Il s’agit d’Avraham Avinou. Il reçut l’ordre d’Hachem de sacrifier son fils bien-aimé, Its’hak Avinou. La Thora nous informe qu’il se leva tôt ce matin-là pour accomplir le commandement de D.[4] Ceci implique donc que, tout comme Pharaon, il parvint à bien dormir cette nuit-là.
Cette attitude est extraordinaire ! Le plus méritant d’entre nous aurait certainement été incapable de trouver le sommeil avant d’entreprendre une tâche si difficile ; on aurait probablement été tenaillé par l’angoisse, envahi et rongé par l’inquiétude, et l’on aurait, sans doute, passé la majeure partie de la nuit à prier. Mais Avraham alla dormir.
Tandis que le sommeil de Pharaon témoigne de sa bassesse, celui d’Avraham nous montre un autre aspect de sa grandeur impénétrable. Il ne comprenait pas pourquoi Hachem lui demandait de sacrifier son propre fils, d’autant plus qu’Il lui avait promis qu’Its’hak serait l’enfant qui hériterait du legs spirituel laissé par Avraham.
Pourtant, il avait une menou’hat hanéfech (sérénité) parfaite, parce qu’il était profondément convaincu qu’Hachem est tout-puissant et bienveillant et qu’il n’avait rien à craindre. C’est pourquoi, il fut capable de dormir sachant pertinemment que rien de mal n’allait arriver.

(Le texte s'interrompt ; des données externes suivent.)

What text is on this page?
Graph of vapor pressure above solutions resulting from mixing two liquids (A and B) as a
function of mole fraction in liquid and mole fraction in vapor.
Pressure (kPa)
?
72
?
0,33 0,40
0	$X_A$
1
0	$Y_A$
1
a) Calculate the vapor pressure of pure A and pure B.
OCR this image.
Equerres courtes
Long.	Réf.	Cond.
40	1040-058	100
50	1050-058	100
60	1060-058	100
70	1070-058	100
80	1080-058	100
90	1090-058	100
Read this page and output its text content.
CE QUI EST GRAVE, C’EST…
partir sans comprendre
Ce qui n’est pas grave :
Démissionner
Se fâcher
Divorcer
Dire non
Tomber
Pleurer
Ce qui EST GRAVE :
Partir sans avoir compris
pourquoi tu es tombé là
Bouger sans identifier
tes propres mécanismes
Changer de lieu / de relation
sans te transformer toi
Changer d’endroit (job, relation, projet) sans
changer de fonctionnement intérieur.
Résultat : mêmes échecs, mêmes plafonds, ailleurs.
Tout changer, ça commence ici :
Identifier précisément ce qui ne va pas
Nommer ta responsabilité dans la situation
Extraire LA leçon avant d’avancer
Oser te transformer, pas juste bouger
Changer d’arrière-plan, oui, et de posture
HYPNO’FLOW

Pharaon incarne la résistance, la raideur et le défi à l’autorité et à la logique, qui lui permirent de bien dormir malgré la catastrophe prévue. De ce mauvais exemple, nous apprenons les risques auxquels nous nous exposons en ignorant les messages qu’Hachem nous envoie – que ce soit à travers un miracle sauvant le peuple juif de ses ennemis, ou bien par des messages personnels qui nous enjoignent d’améliorer notre comportement.

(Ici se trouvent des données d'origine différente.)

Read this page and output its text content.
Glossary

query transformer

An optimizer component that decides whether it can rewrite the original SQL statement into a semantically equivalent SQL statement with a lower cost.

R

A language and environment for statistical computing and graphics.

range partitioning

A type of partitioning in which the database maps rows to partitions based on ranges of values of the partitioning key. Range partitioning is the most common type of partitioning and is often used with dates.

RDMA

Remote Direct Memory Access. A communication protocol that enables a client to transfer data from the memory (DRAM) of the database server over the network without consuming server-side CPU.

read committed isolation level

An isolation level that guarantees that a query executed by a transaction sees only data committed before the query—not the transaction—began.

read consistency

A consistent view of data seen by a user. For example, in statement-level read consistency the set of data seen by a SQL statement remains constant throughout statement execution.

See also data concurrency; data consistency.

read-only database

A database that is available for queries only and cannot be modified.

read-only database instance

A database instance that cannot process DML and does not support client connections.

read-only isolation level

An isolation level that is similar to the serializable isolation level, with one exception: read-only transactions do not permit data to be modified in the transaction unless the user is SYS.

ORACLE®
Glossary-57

Nous sommes également, à un certain degré, affectés par le fléau de Pharaon, nous restons souvent indifférents aux événements qui surviennent. L’exemple marquant de Pharaon peut nous aider – on l’espère – à remarquer ce défaut en nous-mêmes, et à essayer de nous réveiller spirituellement, d’avoir plus conscience du fait qu’Hachem communique avec nous.
D’autre part, nous apprenons d’Avraham la manière correcte de réagir quand on ne peut rien faire pour changer la situation dans laquelle nous nous trouvons – rester calme et serein, savoir et être convaincu que tout ce qu’Hachem fait est pour le bien.
[1] Parachat Bo, Chemot, 11:4, Rachi, s.v. vayomer Moché.
[2] Écrit par le Rabbi de Piltz, rapporté dans Tallelé Orot, Chemot, 12:30.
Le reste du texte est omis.